Antonias Kollegin öffnete die Tür zum Fahrstuhl, und die Hubschrauberbesatzung kletterte rasch zur Heckklappe, um den Patienten herauszutragen. Ein im Dienst verletzter Polizist löste immer große Aufregung aus. Die Telefone standen nicht mehr still, obwohl die Reporter genau wussten, dass das Krankenhaus keine Informationen herausgab.
Der Transport kam von der Insel Gotland, aber das stand nicht auf ihrem Klemmbrett. Sie überprüfte, ob die Personennummer auf dem Patientenformular mit dem Plastikarmband übereinstimmte, das sie an seinem Handgelenk befestigen musste, und prägte sich den Namen ein: Fredrik Broman.
1
Die Wohnung von Arvid Traneus lag zwischen Roppongi und Akasaka im Tokioter Bezirk Minato. In der dunklen Glasfassade gegenüber spiegelte sich ein springendes Neonpferd. In welcher Gangart es sich fortbewegte, war nicht eindeutig zu erkennen. Bei jedem Sprung wechselte es in einem Sternenregen die Farbe. Seine naiv runden Formen hatten wenig Ähnlichkeit mit einem echten Pferd. Es fehlten die kräftigen Muskeln, der unruhige Blick und die gefährliche Kraft, die von einem lebenden Tier dieser Größe ausgeht. So ein massiver Körper kann einem Menschen unabsichtlich schweren Schaden zufügen.

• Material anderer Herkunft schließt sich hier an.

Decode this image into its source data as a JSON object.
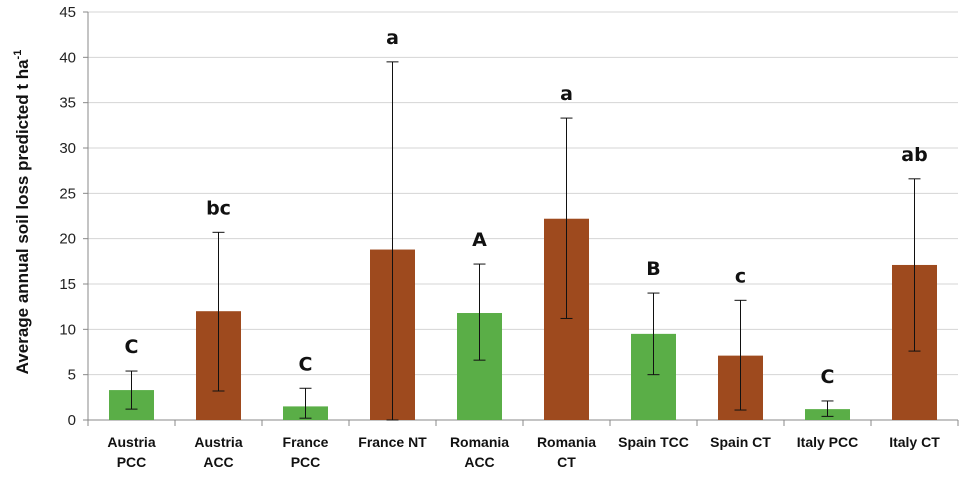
{
  "chart_data": {
    "type": "bar",
    "ylabel": "Average annual soil loss predicted t ha",
    "ylabel_superscript": "-1",
    "ylim": [
      0,
      45
    ],
    "yticks": [
      "0",
      "5",
      "10",
      "15",
      "20",
      "25",
      "30",
      "35",
      "40",
      "45"
    ],
    "grid": true,
    "colors": {
      "green": "#5aae47",
      "brown": "#9e4a1e"
    },
    "categories": [
      {
        "lines": [
          "Austria",
          "PCC"
        ],
        "value": 3.3,
        "err_low": 1.2,
        "err_high": 5.4,
        "letter": "C",
        "color": "green"
      },
      {
        "lines": [
          "Austria",
          "ACC"
        ],
        "value": 12.0,
        "err_low": 3.2,
        "err_high": 20.7,
        "letter": "bc",
        "color": "brown"
      },
      {
        "lines": [
          "France",
          "PCC"
        ],
        "value": 1.5,
        "err_low": 0.2,
        "err_high": 3.5,
        "letter": "C",
        "color": "green"
      },
      {
        "lines": [
          "France NT"
        ],
        "value": 18.8,
        "err_low": 0.0,
        "err_high": 39.5,
        "letter": "a",
        "color": "brown"
      },
      {
        "lines": [
          "Romania",
          "ACC"
        ],
        "value": 11.8,
        "err_low": 6.6,
        "err_high": 17.2,
        "letter": "A",
        "color": "green"
      },
      {
        "lines": [
          "Romania",
          "CT"
        ],
        "value": 22.2,
        "err_low": 11.2,
        "err_high": 33.3,
        "letter": "a",
        "color": "brown"
      },
      {
        "lines": [
          "Spain TCC"
        ],
        "value": 9.5,
        "err_low": 5.0,
        "err_high": 14.0,
        "letter": "B",
        "color": "green"
      },
      {
        "lines": [
          "Spain CT"
        ],
        "value": 7.1,
        "err_low": 1.1,
        "err_high": 13.2,
        "letter": "c",
        "color": "brown"
      },
      {
        "lines": [
          "Italy PCC"
        ],
        "value": 1.2,
        "err_low": 0.4,
        "err_high": 2.1,
        "letter": "C",
        "color": "green"
      },
      {
        "lines": [
          "Italy CT"
        ],
        "value": 17.1,
        "err_low": 7.6,
        "err_high": 26.6,
        "letter": "ab",
        "color": "brown"
      }
    ]
  }
}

In der Dunkelheit fast unsichtbar, flog ein Rabe mit schweren Flügeln zwischen den Wolkenkratzern hindurch. Als er den lang gezogenen Schrei das erste Mal gehört hatte, war er erschauert. Wenn in Tokio die Menschen schlafen gingen, übernahmen nicht die Möwen die Stadt, sondern die Raben.
Man gewöhnte sich daran.
Arvid Traneus wendete der Oktobernacht vor dem Panoramafenster seines Schlafzimmers den Rücken zu, überließ das unbeirrbar springende Pferd und die flimmernden Lichter der Stadt sich selbst und sah zu Kass, der jungen Frau, die eben ins Zimmer gekommen war.
Sie neigte den Kopf ein wenig zur Seite und lächelte traurig. Langes schwarzes Haar fiel auf ihre Schultern. Sie trug ein kurzes rotes Seidenkleid und hielt mit beiden Händen ein Weinglas, der letzte Schluck Cheval Blanc aus der Flasche, die er für heute Abend aufgemacht hatte.
Sie feierten Abschied.
Ursprünglich war der Auftrag nur als kurze Beratungstätigkeit gedacht gewesen. Schließlich waren daraus sieben Jahre Pendeln und drei Jahre in der Wohnung geworden, zwei davon mit Kass. Nun war es Zeit, nach Hause zurückzukehren. Jetzt war es vorbei.